Jamal’s face creased with worry. “You were shot. You should stay there with us,” he insisted.
“It was just a scratch. I’ll be fine.”
#
Scarlett stared at the concrete ceiling as she rested on the worn-out mattress. It’d been a close call, and Leo almost caught her sending the message, but she was able to close the window and open one with a traffic camera feed. She’d convinced him she was trying to locate footage around the storage buildings so he would know exactly what happened. The dunderhead actually believed her.

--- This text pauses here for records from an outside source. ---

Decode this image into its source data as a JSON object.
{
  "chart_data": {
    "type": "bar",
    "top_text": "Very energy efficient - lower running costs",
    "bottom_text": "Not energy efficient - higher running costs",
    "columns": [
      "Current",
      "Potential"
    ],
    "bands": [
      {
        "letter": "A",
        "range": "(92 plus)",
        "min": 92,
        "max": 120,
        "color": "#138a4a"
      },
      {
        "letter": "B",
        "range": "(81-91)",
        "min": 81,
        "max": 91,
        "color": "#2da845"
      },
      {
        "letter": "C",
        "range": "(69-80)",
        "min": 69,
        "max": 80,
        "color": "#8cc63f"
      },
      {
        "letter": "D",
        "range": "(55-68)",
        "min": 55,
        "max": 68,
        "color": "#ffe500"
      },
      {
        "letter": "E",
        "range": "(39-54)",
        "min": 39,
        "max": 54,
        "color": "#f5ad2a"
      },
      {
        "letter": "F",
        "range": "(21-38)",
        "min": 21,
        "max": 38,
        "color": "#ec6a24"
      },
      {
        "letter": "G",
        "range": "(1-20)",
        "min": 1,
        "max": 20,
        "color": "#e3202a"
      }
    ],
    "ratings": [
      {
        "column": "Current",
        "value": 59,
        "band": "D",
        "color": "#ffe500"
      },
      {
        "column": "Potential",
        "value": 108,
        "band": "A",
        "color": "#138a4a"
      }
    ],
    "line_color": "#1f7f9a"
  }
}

Though he didn’t divulge details, she knew it was bad. He’d left her door open a crack, and she’d crept close enough to hear him talking to one of the other gang members. The operation had been a colossal failure. All the men at the storage facility had been killed. Counting two that died yesterday, they’d lost eight of their remaining members. They were down to less than ten, counting Leo.
It would be the best time to escape while their failure distracted them, but she wasn’t leaving without her little sister.
Had her message gone through to the security company? And if so, would they believe her? Scarlett wished she had her computer with her to dig into their background. She knew she could hack their website, though they seemed highly cautious, and she probably wouldn’t find anything they didn’t expect her to discover.
Her heart had thumped in anticipation when Leo and the other man left with her door ajar. Scarlett had started to leap off the bed when footsteps sounded, and then the door slammed closed. She felt like it was a door slamming on her chances of leaving the warehouse alive.
She only hoped that someone at COBRA Securities read her plea, believed her, and came riding in on white horses to rescue Ruby first and then her. Hey, a girl could dream.